これまでの人生で生じた「人との繋がり」は、全て「私が相手を好きになったこと」に起因する。

それを継続するには「私が相手を好きでい続けること」が絶対条件で、そうでなくなった時、簡単に繋がりは切れてしまう。一度切れてしまったら、もうどうやったって復活することはない。矢印がどちらからも向いていないから。

人のことを好きになるのが得意だと思う。

一人の時間は大好きだし大切。
でも同時に、呼吸をするくらい自然に「あの人に会いたいな」とか「今度ここにあの子と一緒に行きたいな」とか、そういう感情を抱くことができる。それを実現するために行動を起こすことも。

全員がそうじゃないということを少しずつ知って、きっとこれは私の個性なんだろうと思うようになった。

もちろんキャパシティはある。人と会う予定を詰めすぎて、苦しくなることは何度もあった。でも、根っこに「会いたい」「遊びたい」という感情があるから。もうそろそろ限界だというのをわかっていても、会おうよと声をかけることを止められない。

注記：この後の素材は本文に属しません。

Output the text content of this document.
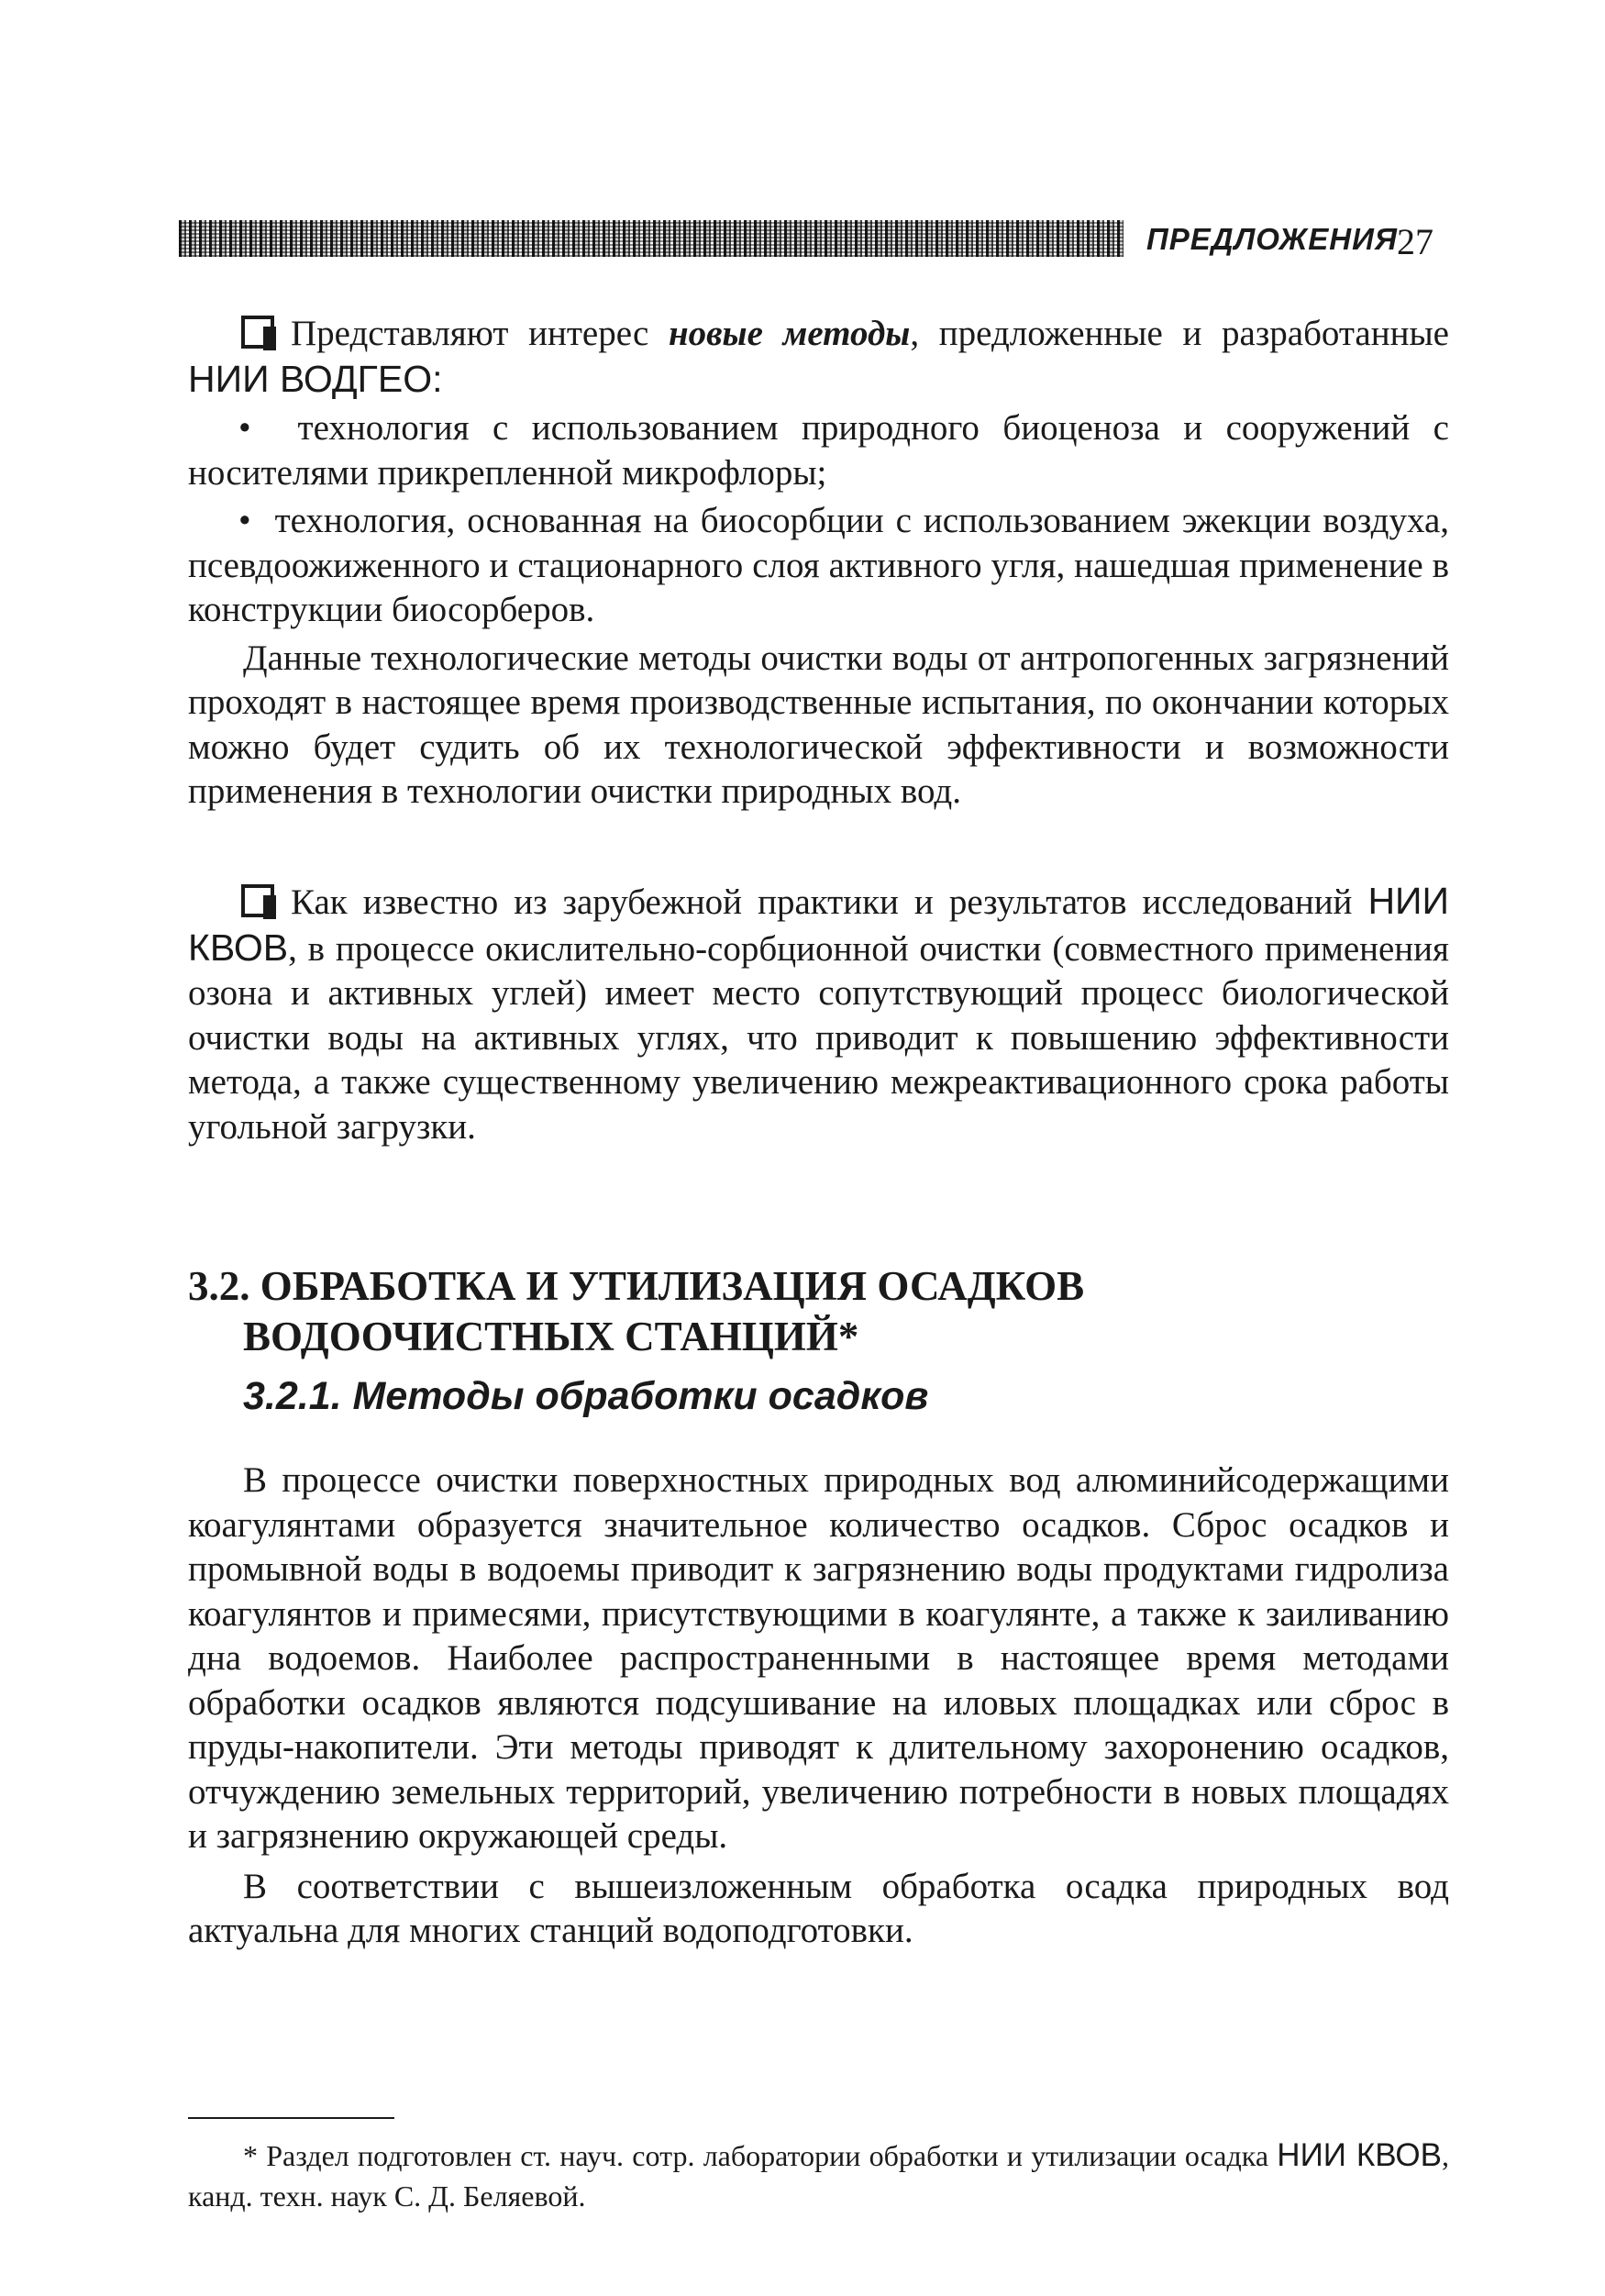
ПРЕДЛОЖЕНИЯ 27

Представляют интерес новые методы, предложенные и разработанные НИИ ВОДГЕО:

•  технология с использованием природного биоценоза и сооружений с носителями прикрепленной микрофлоры;

•  технология, основанная на биосорбции с использованием эжекции воздуха, псевдоожиженного и стационарного слоя активного угля, нашедшая применение в конструкции биосорберов.

Данные технологические методы очистки воды от антропогенных загрязнений проходят в настоящее время производственные испытания, по окончании которых можно будет судить об их технологической эффективности и возможности применения в технологии очистки природных вод.

Как известно из зарубежной практики и результатов исследований НИИ КВОВ, в процессе окислительно-сорбционной очистки (совместного применения озона и активных углей) имеет место сопутствующий процесс биологической очистки воды на активных углях, что приводит к повышению эффективности метода, а также существенному увеличению межреактивационного срока работы угольной загрузки.

3.2. ОБРАБОТКА И УТИЛИЗАЦИЯ ОСАДКОВ
ВОДООЧИСТНЫХ СТАНЦИЙ*
3.2.1. Методы обработки осадков

В процессе очистки поверхностных природных вод алюминийсодержащими коагулянтами образуется значительное количество осадков. Сброс осадков и промывной воды в водоемы приводит к загрязнению воды продуктами гидролиза коагулянтов и примесями, присутствующими в коагулянте, а также к заиливанию дна водоемов. Наиболее распространенными в настоящее время методами обработки осадков являются подсушивание на иловых площадках или сброс в пруды-накопители. Эти методы приводят к длительному захоронению осадков, отчуждению земельных территорий, увеличению потребности в новых площадях и загрязнению окружающей среды.

В соответствии с вышеизложенным обработка осадка природных вод актуальна для многих станций водоподготовки.

* Раздел подготовлен ст. науч. сотр. лаборатории обработки и утилизации осадка НИИ КВОВ, канд. техн. наук С. Д. Беляевой.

人を好きになるのが私だから、仲良くなってくれるのはいつだって「『自分のことを好きでいる人』を好きになる人」だった。

毎週のように会ってくれたり、どんなくだらない遊びにも付き合ってくれたり。
私が相手のことが好きだからという理由で提案するそれらは全て、「確実に自分のことを好きな人間」からの誘いだから受け入れられている。

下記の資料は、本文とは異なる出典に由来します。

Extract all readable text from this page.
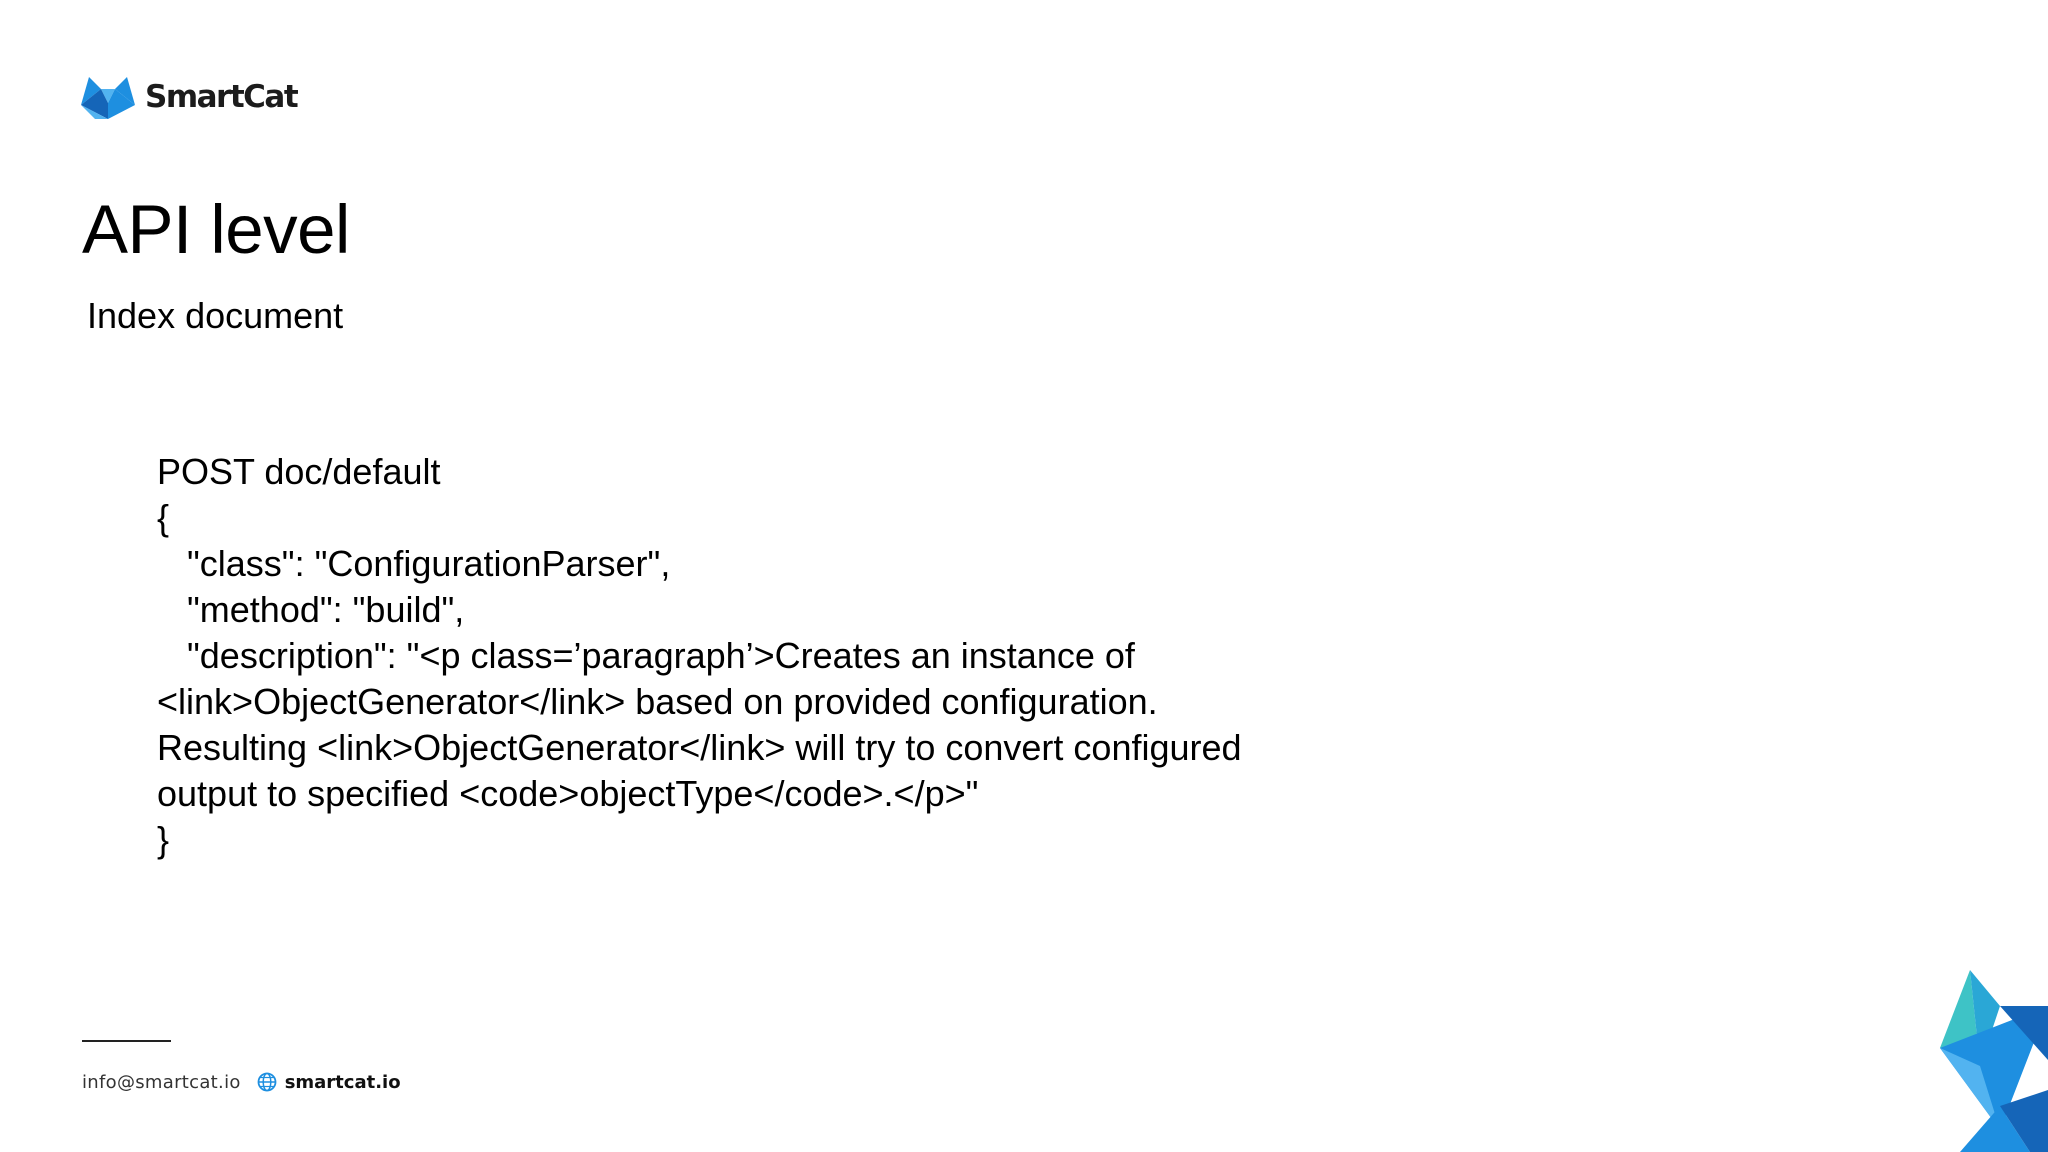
SmartCat
API level
Index document
POST doc/default
{
"class": "ConfigurationParser",
"method": "build",
"description": "<p class=’paragraph’>Creates an instance of
<link>ObjectGenerator</link> based on provided configuration.
Resulting <link>ObjectGenerator</link> will try to convert configured
output to specified <code>objectType</code>.</p>"
}
info@smartcat.io smartcat.io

声をかけてきたのが私である必要はなくて、相手の目はいつだって私の中にある「自分に向けられた好意」だけを見つめている。

寂しいことだとは思わない。思ってた時期もあったけどね。

人にはそれぞれ与えられた役割があって、それが私にとっては誰かを好きになること、それを原動力として人を遊びに誘うことなんだと思う。役割、なんていうと堅苦しいし重いけど、その人の立ち位置ってあるじゃないですか。それです。

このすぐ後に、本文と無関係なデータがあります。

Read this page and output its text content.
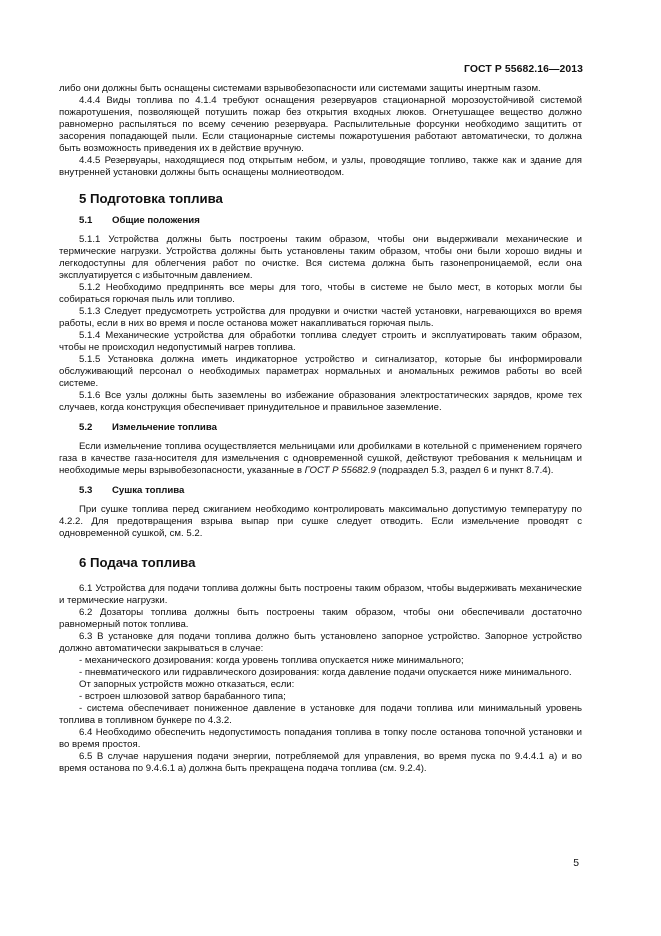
ГОСТ Р 55682.16—2013

либо они должны быть оснащены системами взрывобезопасности или системами защиты инертным газом.

4.4.4 Виды топлива по 4.1.4 требуют оснащения резервуаров стационарной морозоустойчивой системой пожаротушения, позволяющей потушить пожар без открытия входных люков. Огнетушащее вещество должно равномерно распыляться по всему сечению резервуара. Распылительные форсунки необходимо защитить от засорения попадающей пыли. Если стационарные системы пожаротушения работают автоматически, то должна быть возможность приведения их в действие вручную.

4.4.5 Резервуары, находящиеся под открытым небом, и узлы, проводящие топливо, также как и здание для внутренней установки должны быть оснащены молниеотводом.

5 Подготовка топлива
5.1	Общие положения

5.1.1 Устройства должны быть построены таким образом, чтобы они выдерживали механические и термические нагрузки. Устройства должны быть установлены таким образом, чтобы они были хорошо видны и легкодоступны для облегчения работ по очистке. Вся система должна быть газонепроницаемой, если она эксплуатируется с избыточным давлением.

5.1.2 Необходимо предпринять все меры для того, чтобы в системе не было мест, в которых могли бы собираться горючая пыль или топливо.

5.1.3 Следует предусмотреть устройства для продувки и очистки частей установки, нагревающихся во время работы, если в них во время и после останова может накапливаться горючая пыль.

5.1.4 Механические устройства для обработки топлива следует строить и эксплуатировать таким образом, чтобы не происходил недопустимый нагрев топлива.

5.1.5 Установка должна иметь индикаторное устройство и сигнализатор, которые бы информировали обслуживающий персонал о необходимых параметрах нормальных и аномальных режимов работы во всей системе.

5.1.6 Все узлы должны быть заземлены во избежание образования электростатических зарядов, кроме тех случаев, когда конструкция обеспечивает принудительное и правильное заземление.

5.2	Измельчение топлива

Если измельчение топлива осуществляется мельницами или дробилками в котельной с применением горячего газа в качестве газа-носителя для измельчения с одновременной сушкой, действуют требования к мельницам и необходимые меры взрывобезопасности, указанные в ГОСТ Р 55682.9 (подраздел 5.3, раздел 6 и пункт 8.7.4).

5.3	Сушка топлива

При сушке топлива перед сжиганием необходимо контролировать максимально допустимую температуру по 4.2.2. Для предотвращения взрыва выпар при сушке следует отводить. Если измельчение проводят с одновременной сушкой, см. 5.2.

6 Подача топлива

6.1 Устройства для подачи топлива должны быть построены таким образом, чтобы выдерживать механические и термические нагрузки.

6.2 Дозаторы топлива должны быть построены таким образом, чтобы они обеспечивали достаточно равномерный поток топлива.

6.3 В установке для подачи топлива должно быть установлено запорное устройство. Запорное устройство должно автоматически закрываться в случае:

- механического дозирования: когда уровень топлива опускается ниже минимального;

- пневматического или гидравлического дозирования: когда давление подачи опускается ниже минимального.

От запорных устройств можно отказаться, если:

- встроен шлюзовой затвор барабанного типа;

- система обеспечивает пониженное давление в установке для подачи топлива или минимальный уровень топлива в топливном бункере по 4.3.2.

6.4 Необходимо обеспечить недопустимость попадания топлива в топку после останова топочной установки и во время простоя.

6.5 В случае нарушения подачи энергии, потребляемой для управления, во время пуска по 9.4.4.1 а) и во время останова по 9.4.6.1 а) должна быть прекращена подача топлива (см. 9.2.4).

5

だからこそ、私は相手のことをずっと好きでいたいと思う。それくらいしか私にはできないから。でも、どうしてなんだろう。どんなに頑張っても永遠って手に入らない。

ずっと一緒にいようよと言われるたびに、そんな言葉を軽々しく口にしないでと叫びたくなる。
私が一番知っている。誰かを永遠に愛することなんてできないと。向けられた愛を受け取るだけのあなたなんかより、絶対に。何度自分に裏切られたと思っているんだ。

今持っている繋がりを何一つ手放したくない。失いたくない。あなたをずっと好きでいたい。だってそうじゃなくなったら、私たちを繋ぐこの糸はちぎれて、二度と元には戻らない。

握る力も持ち方も何一つ変えていないはずなのに、それでも「好き」という気持ちは予告もなく突然に形を、濃度を変える。

ずっと好きでいたい。それだけを望んでいるのに、欲張ってもいないはずなのに、どうして私に残されたたった一つの取り柄すらも奪われてしまうんだろう。

ああ、もうこの人のことを好きじゃない。そう悟った時、一番傷つけられるのは私だ。
私がつい最近まで好意を向けていた相手にとっては、自分のことを好きだと言う人間が私である必要なんてないけれど。私にとって私は、誰かを好きになり、愛に突き動かされて生きる人間でないと駄目だから。

誰かを、ずっと好きでいられるようになりたいです。
真っ直ぐに心の底から、それが運命であるということを疑わずに一生を誓ってみたいです。

もしも魔法が使えたら、私は自分が抱いた全ての好意を永遠のものにします。